8 marzo, Guarini: “attraverso la contrattazione dare vita ad una nuova generazione di diritti al femminile”

FisascatCisl_GiornataInternazionaledellaDonna2021

Giornata internazionale della donna. «Abbiamo un obbligo morale: attraverso la contrattazione dare vita ad nuova generazione di diritti al femminile che diano risposte adeguate ai bisogni che le donne manifestano nel mondo del lavoro».

È l’appello del segretario generale della Fisascat Cisl Davide Guarini rilanciato in occasione della Giornata Internazionale della Donna 2021. Per il sindacalista «i diritti delle donne sono diritti umani irrinunciabili». Un tema fortemente sentito dalla federazione cislina del commercio, turismo e servizi, settori che registrano una presenza femminile preponderante, con più di 8milioni di donne occupate su una platea di oltre 15milioni di addetti certificati dall’Istat, pari al 50,5% della forza lavoro nel settore dei servizi globalmente inteso.

Nel dettaglio la percentuale di donne occupate supera la media del 65% nei settori del terziario e della distribuzione commerciale, nei pubblici esercizi, nella ristorazione collettiva e commerciale e turismo, nel comparto delle imprese di pulizia, servizi integrati e multiservizi e nel terzo settore socio sanitario assistenziale educativo e raggiunge quota 90% nei settori del lavoro domestico e degli studi professionali.
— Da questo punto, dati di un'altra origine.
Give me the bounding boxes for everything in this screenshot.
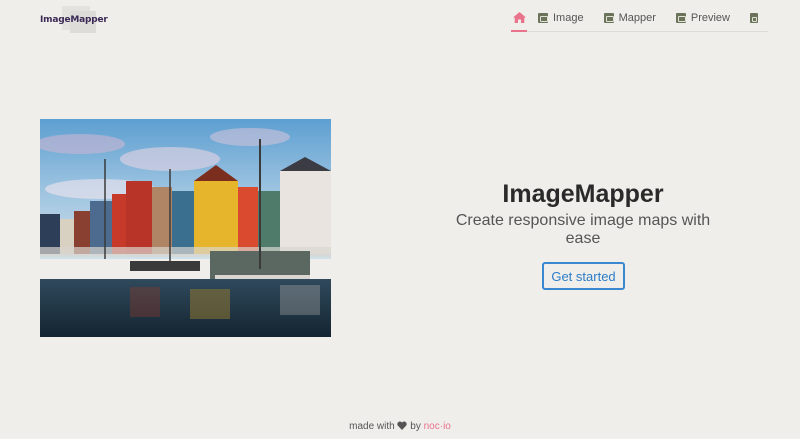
logo[interactable]: ImageMapper	[40, 6, 108, 34]
nav-mapper-label: Mapper	[618, 12, 656, 24]
logo-text: ImageMapper	[40, 15, 108, 25]
footer: made with by noc·io	[0, 421, 800, 432]
footer-by: by	[410, 421, 421, 432]
get-started-button[interactable]: Get started	[542, 262, 625, 290]
nav-preview-label: Preview	[690, 12, 730, 24]
nav-home[interactable]	[511, 4, 527, 32]
nav-mapper[interactable]: Mapper	[594, 4, 666, 32]
hero-image	[40, 119, 331, 337]
mapper-icon	[603, 13, 614, 23]
hero-subtitle: Create responsive image maps with ease	[455, 212, 711, 247]
brand-link[interactable]: noc·io	[424, 421, 451, 432]
preview-icon	[675, 13, 686, 23]
nav-download[interactable]	[740, 4, 768, 32]
home-icon	[512, 11, 526, 23]
top-nav: Image Mapper Preview	[511, 4, 768, 32]
nav-image[interactable]: Image	[527, 4, 594, 32]
image-icon	[538, 13, 548, 23]
hero-title: ImageMapper	[502, 180, 664, 208]
footer-prefix: made with	[349, 421, 395, 432]
nav-image-label: Image	[553, 12, 584, 24]
download-icon	[750, 13, 758, 23]
heart-icon	[397, 421, 408, 430]
nav-preview[interactable]: Preview	[666, 4, 740, 32]
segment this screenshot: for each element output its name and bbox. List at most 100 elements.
Dati che orientano fortemente la bussola delle politiche contrattuali settoriali attuate dalla federazione sindacale cislina.
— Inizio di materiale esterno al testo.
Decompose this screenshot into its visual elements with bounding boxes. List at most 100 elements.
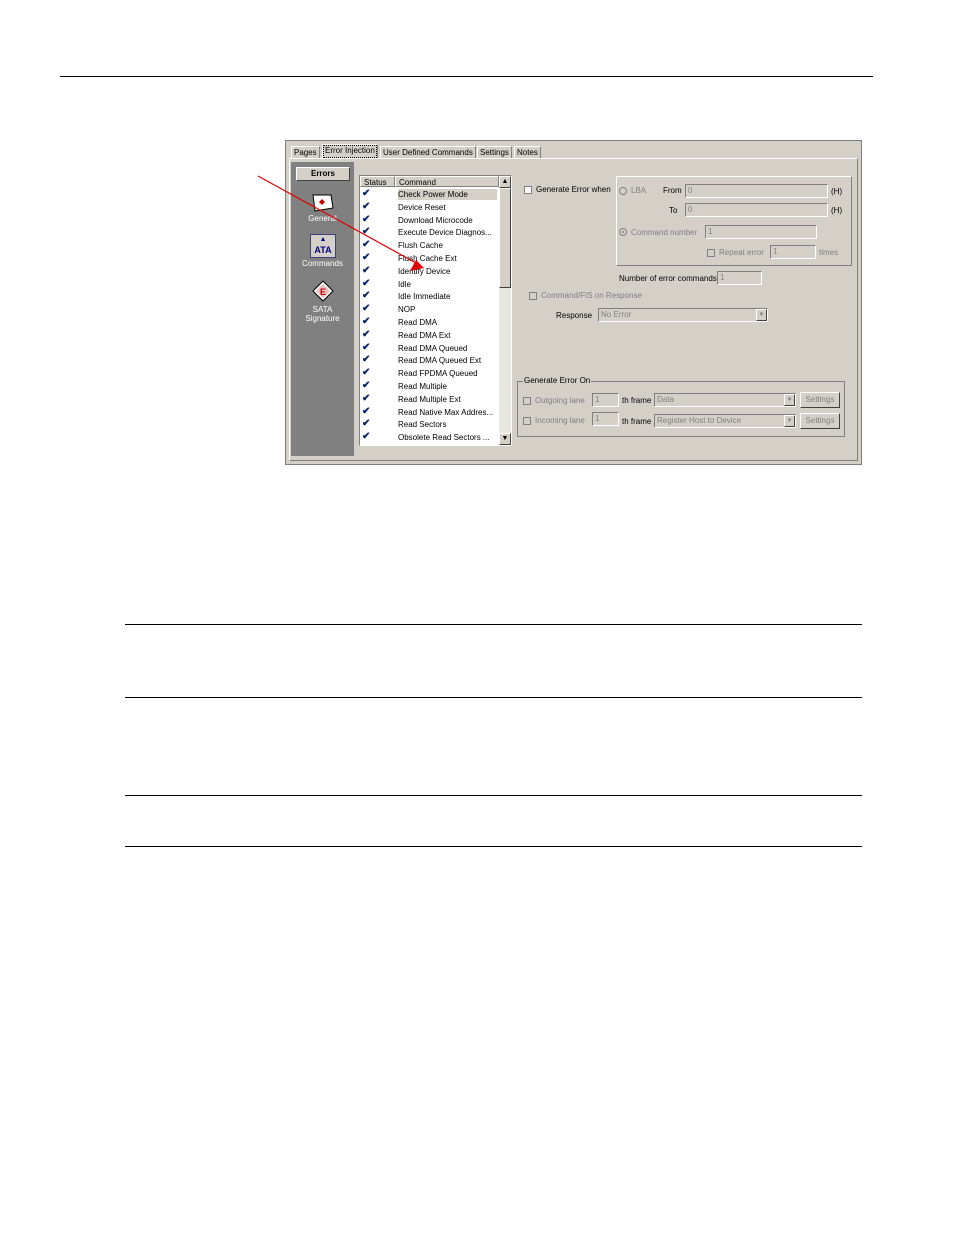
sidebar-item-general[interactable]: General (291, 192, 354, 223)
chevron-down-icon[interactable]: ▼ (756, 309, 767, 321)
list-item[interactable]: ✔ Identify Device (360, 265, 499, 278)
list-item[interactable]: ✔ Read Sectors (360, 418, 499, 431)
lba-from-field[interactable]: 0 (685, 184, 828, 198)
checkmark-icon: ✔ (362, 303, 371, 315)
to-hex-suffix: (H) (831, 206, 843, 215)
checkmark-icon: ✔ (362, 418, 371, 430)
outgoing-lane-label: Outgoing lane (535, 396, 585, 405)
checkmark-icon: ✔ (362, 341, 371, 353)
outgoing-frame-dropdown[interactable]: Data ▼ (654, 393, 796, 407)
to-label: To (669, 206, 678, 215)
from-hex-suffix: (H) (831, 187, 843, 196)
list-item[interactable]: ✔ Obsolete Read Sectors ... (360, 431, 499, 444)
checkmark-icon: ✔ (362, 252, 371, 263)
list-item[interactable]: ✔ NOP (360, 303, 499, 316)
table-rule-1 (125, 624, 862, 625)
command-name: Execute Device Diagnos... (398, 228, 492, 238)
column-header-command[interactable]: Command (395, 176, 499, 187)
command-list[interactable]: Status Command ✔ Check Power Mode ✔ Device … (359, 175, 512, 446)
command-name: Read DMA Ext (398, 330, 451, 340)
command-name: Flush Cache Ext (398, 254, 457, 263)
list-item[interactable]: ✔ Read DMA (360, 316, 499, 329)
list-item[interactable]: ✔ Read Native Max Addres... (360, 406, 499, 419)
command-name: Check Power Mode (398, 189, 497, 200)
errors-sidebar: Errors General ATA Commands E SATA Signa… (291, 162, 354, 456)
command-number-radio[interactable] (619, 228, 627, 236)
checkmark-icon: ✔ (362, 316, 371, 327)
from-label: From (663, 186, 682, 195)
command-number-field[interactable]: 1 (705, 225, 817, 239)
sidebar-item-commands-label: Commands (302, 259, 343, 268)
scroll-thumb[interactable] (499, 188, 511, 288)
command-fis-checkbox[interactable] (529, 292, 537, 300)
list-item[interactable]: ✔ Check Power Mode (360, 188, 499, 201)
table-rule-4 (125, 846, 862, 847)
chevron-down-icon[interactable]: ▼ (784, 415, 795, 427)
incoming-lane-label: Incoming lane (535, 416, 585, 425)
incoming-settings-button[interactable]: Settings (800, 413, 840, 429)
errors-header-button[interactable]: Errors (296, 167, 350, 181)
incoming-frame-dropdown[interactable]: Register Host to Device ▼ (654, 414, 796, 428)
checkmark-icon: ✔ (362, 392, 371, 404)
lba-to-field[interactable]: 0 (685, 203, 828, 217)
response-dropdown[interactable]: No Error ▼ (598, 308, 768, 322)
general-icon (311, 192, 335, 214)
command-name: Read DMA Queued (398, 343, 468, 353)
chevron-down-icon[interactable]: ▼ (784, 394, 795, 406)
outgoing-lane-field[interactable]: 1 (592, 393, 619, 407)
scroll-up-button[interactable]: ▲ (499, 176, 511, 188)
command-name: Download Microcode (398, 215, 473, 225)
tab-error-injection[interactable]: Error Injection (322, 144, 378, 159)
checkmark-icon: ✔ (362, 200, 371, 212)
command-list-scrollbar[interactable]: ▲ ▼ (499, 176, 511, 445)
command-name: Read DMA (398, 318, 438, 327)
incoming-lane-field[interactable]: 1 (592, 412, 619, 426)
incoming-lane-checkbox[interactable] (523, 417, 531, 425)
list-item[interactable]: ✔ Read FPDMA Queued (360, 367, 499, 380)
ata-icon: ATA (309, 234, 336, 258)
column-header-status[interactable]: Status (360, 176, 395, 187)
outgoing-frame-value: Data (657, 395, 674, 404)
scroll-down-button[interactable]: ▼ (499, 433, 511, 445)
command-name: Identify Device (398, 266, 451, 276)
repeat-error-checkbox[interactable] (707, 249, 715, 257)
list-item[interactable]: ✔ Device Reset (360, 201, 499, 214)
list-item[interactable]: ✔ Read Multiple Ext (360, 393, 499, 406)
list-item[interactable]: ✔ Read DMA Queued Ext (360, 354, 499, 367)
num-error-commands-field[interactable]: 1 (717, 271, 762, 285)
generate-error-on-title: Generate Error On (523, 376, 592, 386)
sidebar-item-sata-signature[interactable]: E SATA Signature (291, 280, 354, 323)
list-item[interactable]: ✔ Flush Cache (360, 239, 499, 252)
sidebar-item-sata-label-2: Signature (305, 314, 340, 323)
generate-error-on-group: Generate Error On (517, 376, 845, 437)
command-name: Read Native Max Addres... (398, 407, 494, 417)
checkmark-icon: ✔ (362, 277, 371, 289)
command-name: Obsolete Read Sectors ... (398, 433, 490, 443)
generate-error-when-checkbox[interactable] (524, 186, 532, 194)
repeat-error-field[interactable]: 1 (770, 245, 816, 259)
command-fis-label: Command/FIS on Response (541, 291, 642, 300)
checkmark-icon: ✔ (362, 290, 371, 302)
list-item[interactable]: ✔ Idle (360, 278, 499, 291)
outgoing-settings-button[interactable]: Settings (800, 392, 840, 408)
list-item[interactable]: ✔ Read DMA Ext (360, 329, 499, 342)
lba-radio[interactable] (619, 187, 627, 195)
list-item[interactable]: ✔ Execute Device Diagnos... (360, 226, 499, 239)
command-name: Device Reset (398, 202, 446, 212)
sidebar-item-commands[interactable]: ATA Commands (291, 234, 354, 268)
list-item[interactable]: ✔ Flush Cache Ext (360, 252, 499, 265)
list-item[interactable]: ✔ Download Microcode (360, 214, 499, 227)
command-name: Read Multiple Ext (398, 394, 461, 404)
command-name: Read Sectors (398, 420, 447, 430)
list-item[interactable]: ✔ Idle Immediate (360, 290, 499, 303)
checkmark-icon: ✔ (362, 264, 371, 276)
response-value: No Error (601, 310, 632, 319)
command-name: Idle Immediate (398, 292, 451, 302)
checkmark-icon: ✔ (362, 239, 371, 251)
checkmark-icon: ✔ (362, 431, 371, 443)
svg-text:ATA: ATA (314, 245, 332, 255)
outgoing-lane-checkbox[interactable] (523, 397, 531, 405)
list-item[interactable]: ✔ Read Multiple (360, 380, 499, 393)
sata-signature-icon: E (311, 280, 335, 302)
list-item[interactable]: ✔ Read DMA Queued (360, 342, 499, 355)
«Le politiche di genere – ha evidenziato Guarini – dovranno trovare nei rinnovi dei contratti collettivi nazionali di lavoro applicati ai milioni di lavoratrici e lavoratori dei macro settori del terziario privato un campo fertile per introdurre nuove garanzie e nuove tutele per le donne». «Non a caso – ha sottolineato il sindacalista – molte delle tracce contenutistiche proposte dalle organizzazioni sindacali ai tavoli avviati recentemente per nuovi contratti del terziario distribuzione e servizi, della distribuzione moderna organizzata e della distribuzione cooperativa si focalizzano proprio sui gap di genere che investono diversi ambiti della vita lavorativa e sugli istituti che possano consentire una effettiva conciliazione dei tempi di vita e di lavoro come anche sull’introduzione di nuove tutele per chi è vittima di violenze domestiche e per stabilire regole più efficaci per contrastare le molestie nei luoghi lavoro».
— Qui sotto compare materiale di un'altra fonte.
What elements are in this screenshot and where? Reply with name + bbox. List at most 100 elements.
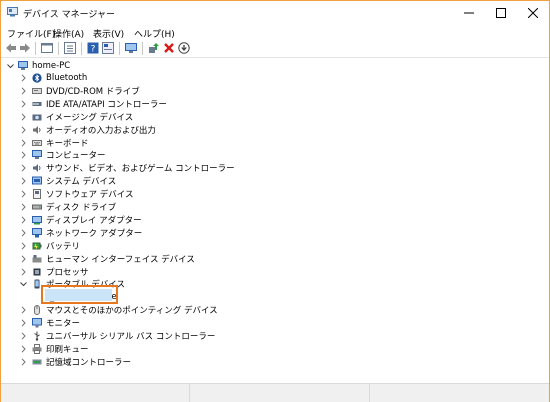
console-tree-icon[interactable] — [64, 42, 76, 54]
tree-category-item[interactable]: ソフトウェア デバイス — [1, 188, 541, 200]
storage-controller-icon — [32, 357, 42, 367]
tree-category-item[interactable]: サウンド、ビデオ、およびゲーム コントローラー — [1, 162, 541, 174]
help-icon[interactable]: ? — [87, 42, 99, 54]
tree-category-item[interactable]: コンピューター — [1, 149, 541, 161]
expand-chevron-icon[interactable] — [20, 332, 27, 340]
expand-chevron-icon[interactable] — [20, 87, 27, 95]
tree-item-label: ヒューマン インターフェイス デバイス — [46, 254, 195, 265]
device-tree: home-PC Bluetooth DVD/CD-ROM ドライブ IDE ATA/… — [1, 58, 549, 383]
tree-category-item[interactable]: キーボード — [1, 137, 541, 149]
camera-icon — [32, 112, 42, 122]
expand-chevron-icon[interactable] — [20, 138, 27, 147]
maximize-button[interactable] — [485, 1, 517, 25]
tree-item-label: キーボード — [46, 138, 89, 149]
properties-view-icon[interactable] — [41, 42, 53, 54]
expand-chevron-icon[interactable] — [20, 74, 27, 82]
toolbar: ? — [1, 40, 549, 58]
expand-chevron-icon[interactable] — [20, 190, 27, 198]
tree-root[interactable]: home-PC — [1, 60, 541, 72]
tree-item-label: イメージング デバイス — [46, 112, 134, 123]
expand-chevron-icon[interactable] — [20, 126, 27, 134]
menu-help[interactable]: ヘルプ(H) — [134, 27, 175, 40]
expand-chevron-icon[interactable] — [20, 216, 27, 224]
expand-chevron-icon[interactable] — [20, 306, 27, 314]
keyboard-icon — [32, 138, 42, 148]
update-driver-icon[interactable] — [148, 42, 160, 54]
tree-category-item[interactable]: プロセッサ — [1, 266, 541, 278]
expand-chevron-icon[interactable] — [20, 267, 27, 276]
tree-item-label: ネットワーク アダプター — [46, 228, 143, 239]
tree-category-item[interactable]: オーディオの入力および出力 — [1, 124, 541, 136]
expand-chevron-icon[interactable] — [20, 203, 27, 211]
tree-category-item[interactable]: モニター — [1, 317, 541, 329]
tree-item-label: ソフトウェア デバイス — [46, 190, 134, 201]
expand-chevron-icon[interactable] — [20, 177, 27, 185]
menu-view[interactable]: 表示(V) — [93, 27, 124, 40]
back-arrow-icon[interactable] — [5, 42, 17, 54]
usb-icon — [32, 331, 42, 341]
menu-action[interactable]: 操作(A) — [53, 27, 84, 40]
tree-category-item[interactable]: ディスク ドライブ — [1, 201, 541, 213]
processor-icon — [32, 267, 42, 277]
tree-category-item[interactable]: イメージング デバイス — [1, 111, 541, 123]
expand-chevron-icon[interactable] — [20, 151, 27, 159]
tree-item-label: コンピューター — [46, 151, 106, 162]
device-view-icon[interactable] — [102, 42, 114, 54]
tree-category-item[interactable]: バッテリ — [1, 240, 541, 252]
tree-category-item[interactable]: マウスとそのほかのポインティング デバイス — [1, 304, 541, 316]
forward-arrow-icon[interactable] — [19, 42, 31, 54]
menu-file[interactable]: ファイル(F) — [7, 27, 55, 40]
tree-category-item[interactable]: Bluetooth — [1, 72, 541, 84]
collapse-chevron-icon[interactable] — [20, 280, 27, 288]
window-title: デバイス マネージャー — [23, 10, 115, 20]
mouse-icon — [32, 305, 42, 316]
tree-item-label: Bluetooth — [46, 73, 88, 83]
tree-category-item[interactable]: ユニバーサル シリアル バス コントローラー — [1, 330, 541, 342]
expand-chevron-icon[interactable] — [20, 100, 27, 108]
tree-category-item[interactable]: システム デバイス — [1, 175, 541, 187]
minimize-button[interactable] — [453, 1, 485, 25]
expand-chevron-icon[interactable] — [20, 229, 27, 237]
tree-item-label: オーディオの入力および出力 — [46, 125, 156, 136]
printer-icon — [32, 343, 42, 354]
computer-icon — [32, 150, 42, 160]
expand-chevron-icon[interactable] — [20, 319, 27, 327]
tree-category-item[interactable]: ディスプレイ アダプター — [1, 214, 541, 226]
tree-item-label: ディスク ドライブ — [46, 203, 117, 213]
device-manager-window: デバイス マネージャー ファイル(F) 操作(A) 表示(V) ヘルプ(H) ?… — [0, 0, 550, 402]
expand-chevron-icon[interactable] — [20, 345, 27, 353]
sound-icon — [32, 163, 42, 173]
monitor-icon[interactable] — [125, 42, 137, 54]
title-bar: デバイス マネージャー — [1, 1, 549, 25]
tree-category-item[interactable]: ヒューマン インターフェイス デバイス — [1, 253, 541, 265]
tree-item-label: モニター — [46, 319, 81, 330]
tree-category-item[interactable]: ネットワーク アダプター — [1, 227, 541, 239]
hid-icon — [32, 254, 42, 264]
expand-chevron-icon[interactable] — [20, 113, 27, 121]
expand-chevron-icon[interactable] — [20, 358, 27, 366]
remove-device-icon[interactable] — [163, 42, 175, 54]
collapse-chevron-icon[interactable] — [7, 62, 14, 70]
expand-chevron-icon[interactable] — [20, 242, 27, 250]
tree-item-label: 記憶域コントローラー — [46, 357, 132, 368]
system-device-icon — [32, 176, 42, 186]
software-device-icon — [32, 189, 42, 200]
speaker-icon — [32, 125, 42, 135]
monitor-icon — [32, 318, 42, 328]
battery-icon — [32, 241, 42, 251]
tree-category-item[interactable]: 印刷キュー — [1, 343, 541, 355]
menu-bar: ファイル(F) 操作(A) 表示(V) ヘルプ(H) — [1, 25, 549, 40]
bluetooth-icon — [32, 73, 42, 83]
tree-category-item[interactable]: IDE ATA/ATAPI コントローラー — [1, 98, 541, 110]
device-manager-app-icon — [7, 7, 18, 17]
computer-icon — [18, 61, 28, 71]
tree-category-item[interactable]: DVD/CD-ROM ドライブ — [1, 85, 541, 97]
expand-chevron-icon[interactable] — [20, 164, 27, 172]
tree-category-item[interactable]: 記憶域コントローラー — [1, 356, 541, 368]
svg-text:?: ? — [91, 45, 96, 55]
download-icon[interactable] — [178, 42, 190, 54]
tree-item-label: バッテリ — [46, 241, 81, 252]
close-button[interactable] — [517, 1, 549, 25]
tree-item-label: 印刷キュー — [46, 344, 89, 355]
expand-chevron-icon[interactable] — [20, 255, 27, 263]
«La pandemia da Covid-19 – ha chiosato il sindacalista – ha amplificato le disuguaglianze sociali e ha acuito fortemente il problema della disparità di genere, con le donne che per prime hanno pagato gli effetti della crisi economica subendo un crollo occupazionale senza precedenti che per il 70% ha riguardato proprio l’universo femminile». «Tra le sfide che attendono il Paese con l’utilizzo delle risorse europee del Recovery Plan e del Next Generation Eu – ha concluso Guarini – c’è anche quella di incentivare una crescita economica duratura e sostenibile e un mercato del lavoro inclusivo e dinamico in un’ottica di genere».